National regulatory frameworks for GM crops are all alike, in that they seek to ensure an adequate level of protection for human and environmental health, based on the best available science. There is general agreement, for example, on the characterisation of donor and recipient organisms, environmental impact assessments and toxicity issues. On the other hand, national regulatory frameworks can also be diverse, depending on the basic assumptions about the novelty of using recombinant DNA techniques to modify plants. The margin separating natural from unnatural gene modification certainly exists but, because traditional plant breeding also involves the transfer of genes, on a scale that is magnitudes greater than during the genetic engineering of plants; it is less tangible than we would wish it to be. An important distinction must be made, in that there is both a need and a desire to know the kind of regulatory data requirements for risk assessment. Requesting unnecessary (nice to know) data will only add to the cost of technological development of transgenics, which in most cases is already becoming prohibitive.
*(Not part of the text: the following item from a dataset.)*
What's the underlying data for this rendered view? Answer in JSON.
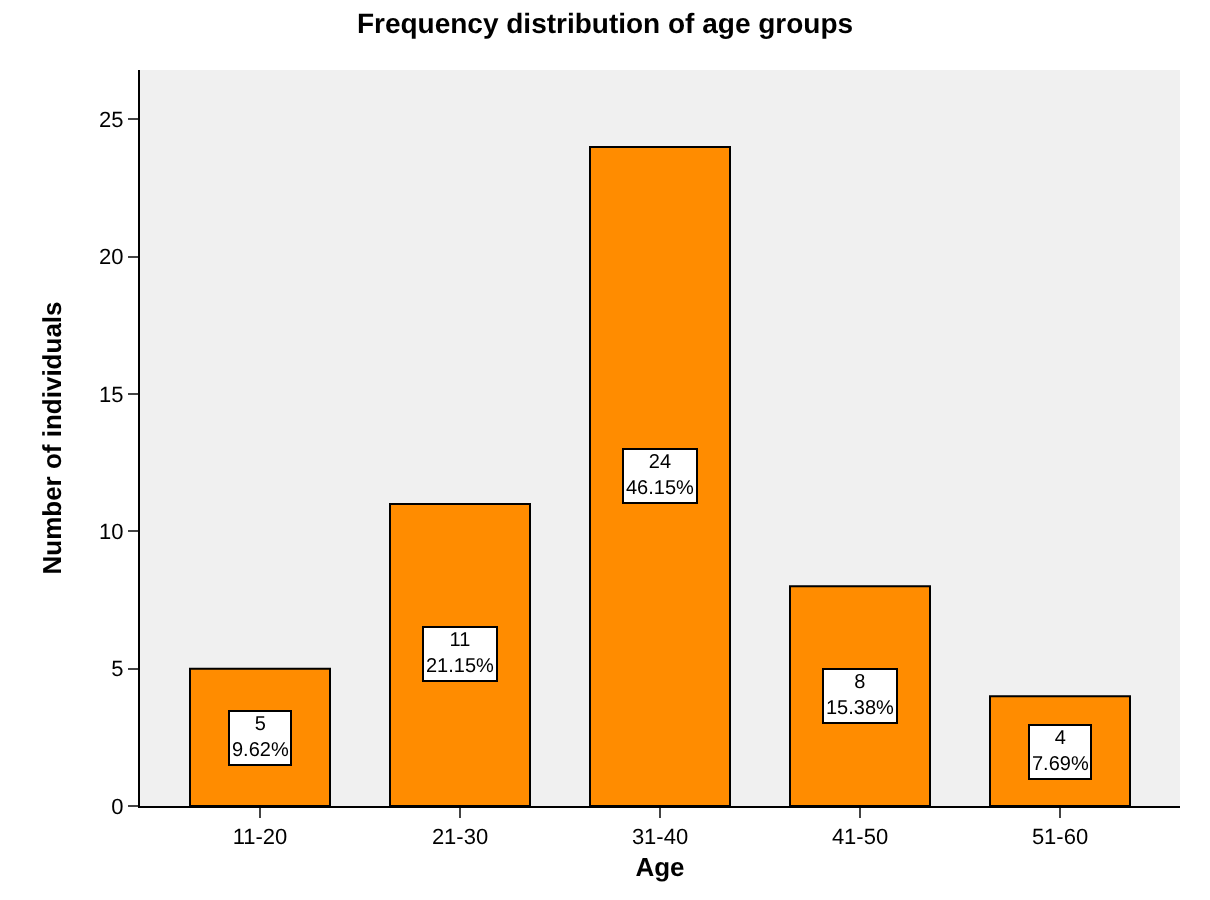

Where gene modification is considered inherently safe, regulations tend to be product based, and only the final product is assessed, not the process that produced it, as in the United States. In almost all countries, the regulations governing transgenics are process based due to the fact that the organisms have been developed using modern genetic engineering techniques. Whenever gene modification is considered inherently dangerous, regulations are likely to be process based, and the trigger for regulation is the process itself. Adopted in February 2001, European Directive2001/18/EC, on the deliberate release of GM organisms, repealed Directive 90/220/EC as a comprehensive regulatory framework for environmental applications of GM organisms and their commercialisation. In both directives, regulations are process driven, since all ‘plants obtained through the techniques of genetic modification’ are subject to regulatory approval. Genetic modification in the Directive is understood as ‘the introduction of new combinations of genetic material by the insertion of nucleic acid molecules, the direct introduction of heritable material prepared outside the organism, cell fusion or hybridisation techniques’. In the US regulatory system, risk assessment for the environmental release of GM plants examines the likelihood of a GM plant to becoming a pest (7CRF340), based on the assumption that it has the potential to become one due to the presence of genetic elements from defined plant pests (CRF340.2). For example, the 35S promoter from cauliflower mosaic virus or regulatory elements from Agrobacterium used to transform plants. The Canadian approach, which is both product and process based, regulates both GM and conventional plants provided they ‘demonstrate neither familiarity nor substantial equivalence to those present in a distinct, stable population of a cultivated species of seed in Canada PNTs [plants with novel traits] include those derived from both recombinant DNA technology and plants derived through traditional plant breeding’ (Regulatory Directive Dir 94-08).